1. Navigate to the mod_wl_ohs.conf file located at:

   MW_Home>/Oracle_WT1/instances/instance1/config/OHS/ohs1
   

2. Edit the mod_wl_ohs.conf file.

   1. Add a Virtual Host section.

      NameVirtualHost *:7777
      <VirtualHost *:7777>
        <Location /jde>   <--EnterpriseOne Context
          SetHandler weblogic-handler
          WebLogicHost myserver.com
          WebLogicPort 9003  <-- EnterpriseOne Port
        </Location>
      

   2. If you would prefer to use the single signon for the Weblogic console, then include a <Location /console> section.

      <Location /console>  <--WebLogic Console Configuration (optional)
          SetHandler weblogic-handler
          WebLogicHost myserver.com
          WebLogicPort 9001
      </Location>
      

   Note:

   The HTTP port number (for example: 7777) will be the SSO port.

3. Restart the HTTP server.

   1. Change the directory to MW_Home>/Oracle_WT1/instances/instance1/bin.

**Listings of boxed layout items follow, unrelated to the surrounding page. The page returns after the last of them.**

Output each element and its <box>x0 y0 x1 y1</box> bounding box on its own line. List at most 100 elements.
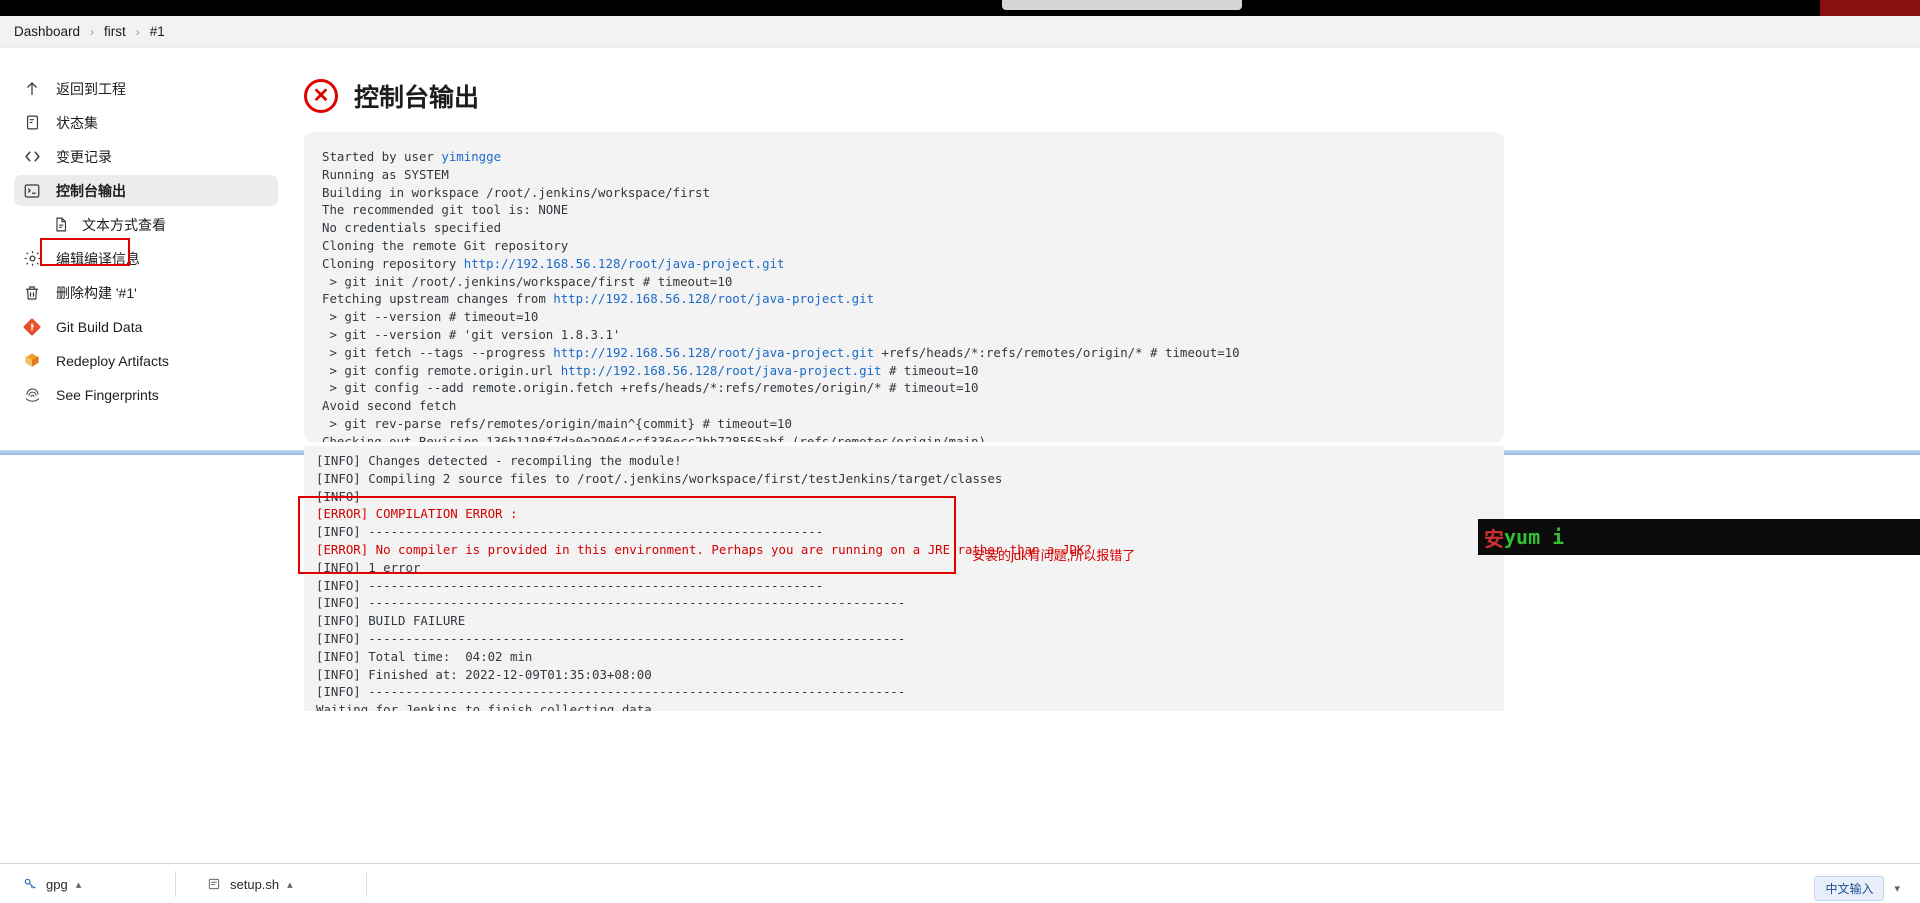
console-log-line: The recommended git tool is: NONE <box>322 202 569 218</box>
breadcrumb-separator-icon: › <box>135 24 140 39</box>
sidebar-item-console-output[interactable]: 控制台输出 <box>14 175 278 206</box>
repository-link[interactable]: http://192.168.56.128/root/java-project.… <box>553 291 874 306</box>
browser-chrome-strip <box>0 0 1920 16</box>
document-icon <box>22 113 42 133</box>
console-log-line: > git fetch --tags --progress http://192… <box>322 344 1240 360</box>
console-log-line: > git config --add remote.origin.fetch +… <box>322 380 979 396</box>
sidebar-item-label: 状态集 <box>56 114 98 131</box>
taskbar-divider <box>175 871 176 897</box>
breadcrumb-item-first[interactable]: first <box>104 24 126 39</box>
console-log-line: Waiting for Jenkins to finish collecting… <box>316 702 652 711</box>
annotation-text: 安装的jdk有问题,所以报错了 <box>972 548 1136 563</box>
sidebar-item-redeploy-artifacts[interactable]: Redeploy Artifacts <box>14 345 278 376</box>
console-log-line: [INFO] ---------------------------------… <box>316 684 906 700</box>
taskbar-item-label: gpg <box>46 876 68 892</box>
sidebar-item-label: 编辑编译信息 <box>56 250 140 267</box>
sidebar-item-back-to-project[interactable]: 返回到工程 <box>14 73 278 104</box>
sidebar-item-status[interactable]: 状态集 <box>14 107 278 138</box>
terminal-icon <box>22 181 42 201</box>
console-log-line: Avoid second fetch <box>322 398 457 414</box>
console-log-line: > git --version # 'git version 1.8.3.1' <box>322 326 621 342</box>
sidebar-item-label: See Fingerprints <box>56 386 159 403</box>
sidebar-item-changes[interactable]: 变更记录 <box>14 141 278 172</box>
console-log-line: > git init /root/.jenkins/workspace/firs… <box>322 273 733 289</box>
page-header: ✕ 控制台输出 <box>290 56 1920 132</box>
console-log-line: [INFO] Finished at: 2022-12-09T01:35:03+… <box>316 666 652 682</box>
console-log-line: > git --version # timeout=10 <box>322 309 539 325</box>
code-icon <box>22 147 42 167</box>
ime-status-badge[interactable]: 中文输入 <box>1814 876 1885 901</box>
console-log-line: [INFO] ---------------------------------… <box>316 630 906 646</box>
console-error-line: [ERROR] COMPILATION ERROR : <box>316 506 518 522</box>
console-log-line: [INFO] Total time: 04:02 min <box>316 648 533 664</box>
taskbar-item-gpg[interactable]: gpg ▴ <box>14 867 89 901</box>
sidebar-item-edit-build-information[interactable]: 编辑编译信息 <box>14 243 278 274</box>
taskbar-item-setup-sh[interactable]: setup.sh ▴ <box>198 867 301 901</box>
arrow-up-icon <box>22 79 42 99</box>
trash-icon <box>22 283 42 303</box>
sidebar: 返回到工程 状态集 变更记录 控制台输出 文本方式查看 编辑编译信息 删除构建 … <box>0 56 290 413</box>
repository-link[interactable]: http://192.168.56.128/root/java-project.… <box>561 363 882 378</box>
console-log-line: Started by user yimingge <box>322 149 502 164</box>
chevron-down-icon[interactable]: ▾ <box>1894 882 1900 895</box>
key-icon <box>22 876 38 892</box>
redeploy-icon <box>22 351 42 371</box>
terminal-overlay-window[interactable]: 安 yum i <box>1478 519 1920 555</box>
fingerprint-icon <box>22 385 42 405</box>
console-log-line: [INFO] ---------------------------------… <box>316 595 906 611</box>
repository-link[interactable]: http://192.168.56.128/root/java-project.… <box>553 345 874 360</box>
main-content: ✕ 控制台输出 Started by user yimingge Running … <box>290 56 1920 442</box>
error-circle-x-icon: ✕ <box>304 79 338 113</box>
console-log-line: [INFO] Changes detected - recompiling th… <box>316 453 682 468</box>
sidebar-item-label: 变更记录 <box>56 148 112 165</box>
console-log-line: [INFO] ---------------------------------… <box>316 488 824 504</box>
console-log-line: [INFO] BUILD FAILURE <box>316 613 466 629</box>
console-log-line: Building in workspace /root/.jenkins/wor… <box>322 184 710 200</box>
sidebar-item-label: 文本方式查看 <box>82 216 166 233</box>
sidebar-item-label: Git Build Data <box>56 318 143 335</box>
sidebar-item-label: 返回到工程 <box>56 80 126 97</box>
console-error-line: [ERROR] No compiler is provided in this … <box>316 541 1092 557</box>
console-log-line: Cloning the remote Git repository <box>322 237 569 253</box>
sidebar-item-view-as-plain-text[interactable]: 文本方式查看 <box>14 209 278 240</box>
sidebar-item-see-fingerprints[interactable]: See Fingerprints <box>14 379 278 410</box>
console-log-line: > git config remote.origin.url http://19… <box>322 362 979 378</box>
script-icon <box>206 876 222 892</box>
browser-tab[interactable] <box>1002 0 1242 10</box>
gear-icon <box>22 249 42 269</box>
breadcrumb: Dashboard › first › #1 <box>0 16 1920 48</box>
file-text-icon <box>50 215 70 235</box>
sidebar-item-git-build-data[interactable]: Git Build Data <box>14 311 278 342</box>
taskbar: gpg ▴ setup.sh ▴ 中文输入 ▾ <box>0 863 1920 903</box>
terminal-prefix-text: 安 <box>1484 526 1504 551</box>
sidebar-item-label: Redeploy Artifacts <box>56 352 169 369</box>
console-output-panel-top[interactable]: Started by user yimingge Running as SYSTE… <box>304 132 1504 442</box>
console-log-line: Fetching upstream changes from http://19… <box>322 291 875 307</box>
taskbar-tray: 中文输入 ▾ <box>1814 876 1900 901</box>
git-icon <box>22 317 42 337</box>
taskbar-divider <box>366 871 367 897</box>
terminal-command-text: yum i <box>1504 525 1565 549</box>
console-log-line: Checking out Revision 136b1198f7da0e2906… <box>322 433 986 442</box>
repository-link[interactable]: yimingge <box>441 149 501 164</box>
breadcrumb-item-dashboard[interactable]: Dashboard <box>14 24 80 39</box>
page-title: 控制台输出 <box>354 84 480 112</box>
taskbar-item-label: setup.sh <box>230 876 280 892</box>
repository-link[interactable]: http://192.168.56.128/root/java-project.… <box>464 256 785 271</box>
sidebar-item-label: 删除构建 '#1' <box>56 284 137 301</box>
breadcrumb-separator-icon: › <box>90 24 95 39</box>
window-control-region[interactable] <box>1820 0 1920 16</box>
console-log-line: Cloning repository http://192.168.56.128… <box>322 255 785 271</box>
chevron-up-icon[interactable]: ▴ <box>287 878 293 891</box>
console-log-line: [INFO] Compiling 2 source files to /root… <box>316 470 1003 486</box>
sidebar-item-delete-build[interactable]: 删除构建 '#1' <box>14 277 278 308</box>
chevron-up-icon[interactable]: ▴ <box>76 878 82 891</box>
console-output-panel-bottom[interactable]: [INFO] Changes detected - recompiling th… <box>304 446 1504 711</box>
console-log-line: [INFO] ---------------------------------… <box>316 577 824 593</box>
console-log-line: [INFO] 1 error <box>316 559 421 575</box>
sidebar-item-label: 控制台输出 <box>56 182 126 199</box>
console-log-line: [INFO] ---------------------------------… <box>316 524 824 540</box>
console-log-line: Running as SYSTEM <box>322 166 449 182</box>
breadcrumb-item-build-1[interactable]: #1 <box>150 24 165 39</box>
console-log-line: No credentials specified <box>322 220 502 236</box>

   2. Run ./opmnctl stopall

   3. Run ./opmnctl startall

13.5 Setting Up EnterpriseOne for Single Sign-On Integration with OAM

This section discusses how to set up the EnterpriseOne HTML Server for single sign-off integration with OAM through EnterpriseOne Server Manager.

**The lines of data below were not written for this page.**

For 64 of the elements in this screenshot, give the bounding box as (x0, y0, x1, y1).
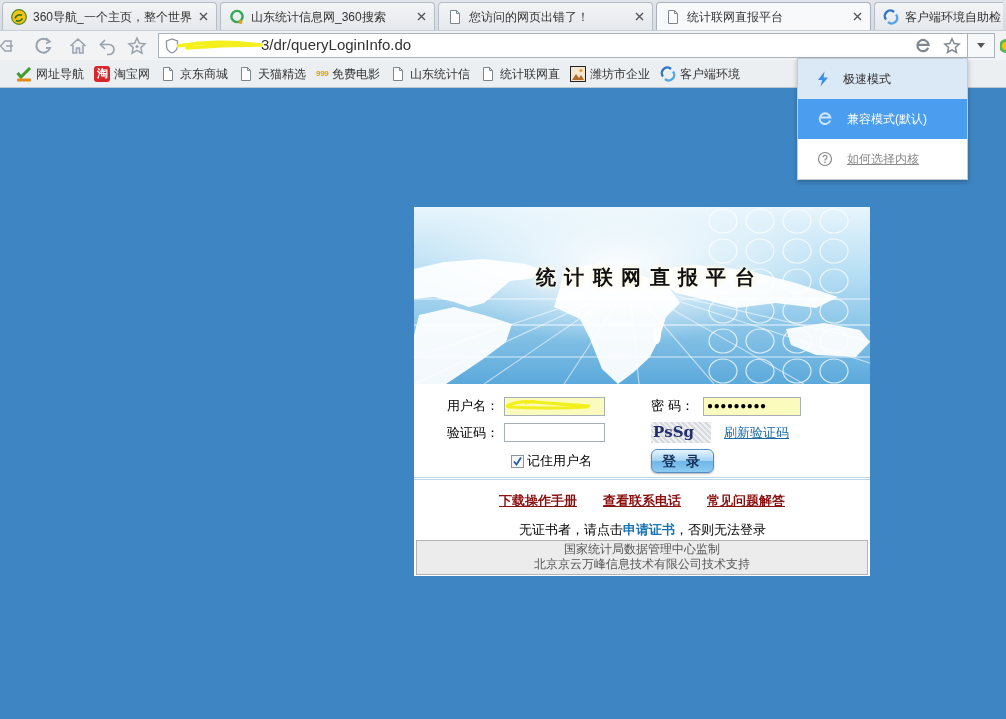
menu-item[interactable]: 极速模式 (798, 59, 967, 99)
bookmark-link[interactable]: 天猫精选 (238, 64, 306, 83)
e-logo-icon[interactable] (915, 37, 932, 54)
password-field[interactable]: ●●●●●●●●● (703, 396, 801, 416)
refresh-icon[interactable] (34, 35, 54, 56)
caret-icon (977, 43, 986, 48)
captcha-field[interactable] (504, 423, 605, 442)
close-icon[interactable] (853, 12, 862, 21)
page-icon (238, 65, 254, 82)
e-logo-icon (817, 111, 833, 127)
close-icon[interactable] (199, 12, 208, 21)
star-icon[interactable] (127, 35, 147, 56)
field-label: 用户名： (447, 397, 500, 416)
help-link[interactable]: 查看联系电话 (603, 491, 681, 511)
bookmark-link[interactable]: 网址导航 (16, 64, 84, 83)
browser-tab[interactable]: 统计联网直报平台 (656, 2, 871, 30)
picture-icon (570, 65, 587, 82)
certificate-notice: 无证书者，请点击申请证书，否则无法登录 (517, 520, 767, 538)
logo-digits: 999 (316, 69, 329, 78)
lightning-icon (817, 71, 829, 87)
help-link[interactable]: 常见问题解答 (707, 491, 785, 511)
extension-icon[interactable] (1000, 37, 1006, 54)
swirl-logo-icon (660, 65, 677, 82)
page-icon (665, 8, 681, 25)
checkbox-label[interactable]: 记住用户名 (527, 451, 592, 471)
close-icon[interactable] (417, 12, 426, 21)
browser-tab[interactable]: 360导航_一个主页，整个世界 (2, 2, 217, 30)
shield-icon[interactable] (165, 37, 179, 54)
page-icon (160, 65, 176, 82)
browser-tab[interactable]: 客户端环境自助检 (874, 2, 1003, 30)
bookmark-link[interactable]: 山东统计信 (390, 64, 471, 83)
banner-title: 统计联网直报平台 (536, 265, 764, 290)
bookmark-link[interactable]: 淘 淘宝网 (94, 64, 150, 83)
swirl-disc-icon (11, 8, 27, 25)
page-icon (447, 8, 463, 25)
ring-logo-icon (229, 8, 245, 25)
bookmark-link[interactable]: 统计联网直 (480, 64, 561, 83)
username-field[interactable] (504, 396, 605, 416)
home-icon[interactable] (68, 35, 88, 56)
help-icon (817, 151, 833, 167)
help-link[interactable]: 下载操作手册 (499, 491, 577, 511)
footer-text: 北京京云万峰信息技术有限公司技术支持 (533, 556, 751, 572)
login-button[interactable]: 登 录 (651, 449, 714, 473)
refresh-captcha-link[interactable]: 刷新验证码 (724, 422, 789, 443)
field-label: 验证码： (447, 423, 500, 442)
bookmark-link[interactable]: 客户端环境 (660, 64, 741, 83)
field-label: 密 码： (651, 397, 695, 416)
close-icon[interactable] (635, 12, 644, 21)
captcha-image: PsSg (651, 422, 711, 443)
address-field[interactable]: 3/dr/queryLoginInfo.do (158, 33, 969, 58)
bookmark-link[interactable]: 999 免费电影 (316, 64, 381, 83)
remember-checkbox[interactable] (511, 454, 524, 468)
bookmark-link[interactable]: 京东商城 (160, 64, 228, 83)
footer-text: 国家统计局数据管理中心监制 (563, 541, 721, 557)
bookmark-link[interactable]: 潍坊市企业 (570, 64, 651, 83)
dropdown-button[interactable] (968, 33, 995, 58)
apply-certificate-link[interactable]: 申请证书 (622, 521, 675, 537)
help-link[interactable]: 如何选择内核 (798, 139, 967, 179)
browser-tab[interactable]: 山东统计信息网_360搜索 (220, 2, 435, 30)
swirl-logo-icon (883, 8, 899, 25)
star-icon[interactable] (943, 36, 962, 55)
logo-tile: 淘 (94, 65, 110, 82)
checkmark-logo-icon (16, 65, 32, 82)
browser-tab[interactable]: 您访问的网页出错了！ (438, 2, 653, 30)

1. Open Server Manager from a Web browser.

2. Select your EnterpriseOne HTML Server instance.

3. In the Configuration section, select Security Settings.

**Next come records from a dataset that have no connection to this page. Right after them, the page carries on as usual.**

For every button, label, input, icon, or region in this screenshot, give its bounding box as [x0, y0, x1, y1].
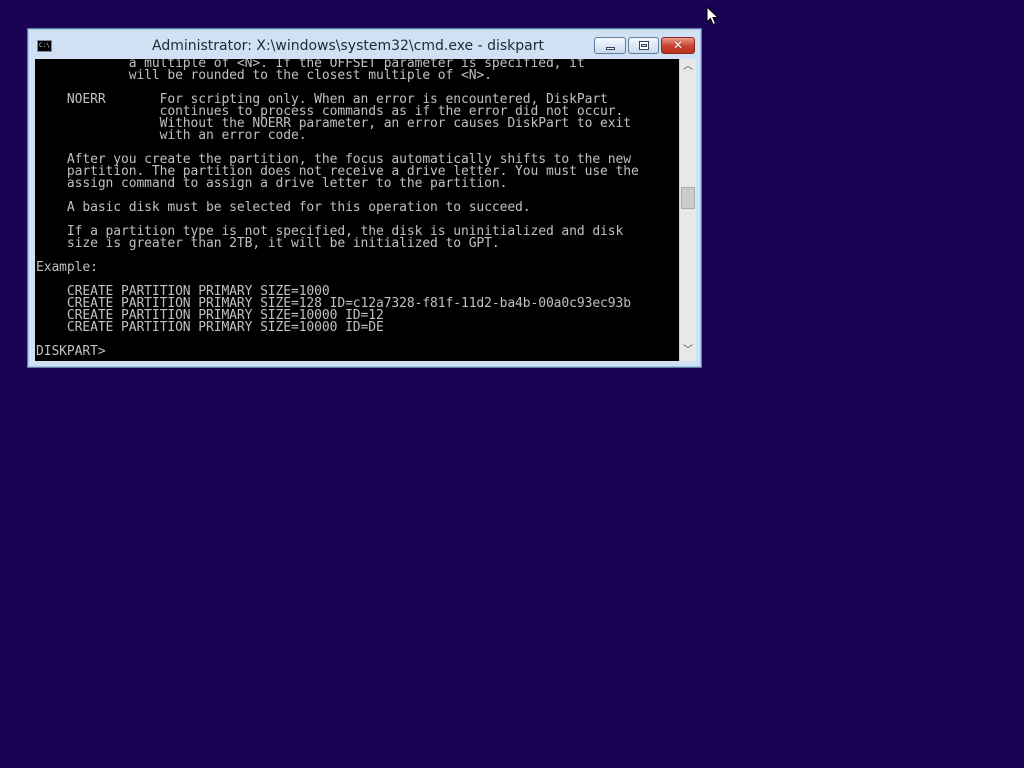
vertical-scrollbar[interactable]: ︿ ﹀: [679, 59, 696, 361]
console-line: size is greater than 2TB, it will be ini…: [36, 236, 500, 251]
window-title: Administrator: X:\windows\system32\cmd.e…: [152, 38, 544, 54]
maximize-button[interactable]: [628, 37, 659, 54]
minimize-icon: [606, 47, 615, 50]
console-line: Example:: [36, 260, 98, 275]
console-line: with an error code.: [36, 128, 307, 143]
console-output[interactable]: a multiple of <N>. If the OFFSET paramet…: [35, 59, 679, 361]
minimize-button[interactable]: [594, 37, 626, 54]
mouse-pointer-icon: [706, 6, 720, 26]
console-line: CREATE PARTITION PRIMARY SIZE=10000 ID=D…: [36, 320, 384, 335]
console-text: a multiple of <N>. If the OFFSET paramet…: [36, 59, 639, 358]
close-button[interactable]: ✕: [661, 37, 695, 54]
scroll-thumb[interactable]: [681, 187, 695, 209]
scroll-up-icon[interactable]: ︿: [680, 59, 696, 75]
desktop: C:\ Administrator: X:\windows\system32\c…: [0, 0, 1024, 768]
console-line: will be rounded to the closest multiple …: [36, 68, 492, 83]
scroll-down-icon[interactable]: ﹀: [680, 343, 696, 359]
console-line: DISKPART>: [36, 344, 106, 359]
close-icon: ✕: [672, 38, 684, 52]
console-line: assign command to assign a drive letter …: [36, 176, 508, 191]
maximize-icon: [639, 41, 649, 50]
cmd-window[interactable]: C:\ Administrator: X:\windows\system32\c…: [27, 28, 702, 368]
console-line: A basic disk must be selected for this o…: [36, 200, 531, 215]
title-bar[interactable]: C:\ Administrator: X:\windows\system32\c…: [28, 29, 701, 59]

   Figure 13-13 Network Settings for Single Sign-Off

   
   

4. In the Security Server Configuration section, select the Enable Oracle Access Manager option.

5. Enter the Oracle Access Manager (OAM) sign-off URL. This sign-off URL should include the OAM server URL, for example:

   http://OAMServer:OAMPort/oam/server/logout.html?end_url=http://e1server:e1ssoport/jde/index.jsp
   

   Also, you can find the sign-off URL in the SSO agent that you set up in the OAM Console, as described in Registering the WebGate Agent for JD Edwards EnterpriseOne HTML Server. In the OAM Console, select SSO Agents and then search for and open the SSO agent. The sign-off URL is in the Logout Redirect URL field.

6. Click Apply.

7. At the prompt, click the Synchronize button to synchronize the changes in all .ini files.

8. Stop and restart the EnterpriseOne HTML Server.

13.6 Testing the Single Sign-On Configuration

Perform the steps in this section to test the single sign-on configuration.

1. In a Web browser, enter the following URL to the EnterpriseOne Web client:

   http://yourhost:yourssoport/jde/E1Menu.maf
   

   The OAM 11g login page appears.

   Figure 13-14 Oracle Access Manager 11gR2 Login Page

   
   

2. On the login page, enter the LDAP username and password. The LDAP user should also be a valid EnterpriseOne user.

   If the credentials are validated, the system grants access to the EnterpriseOne Web client. You have successfully configured single sign-on!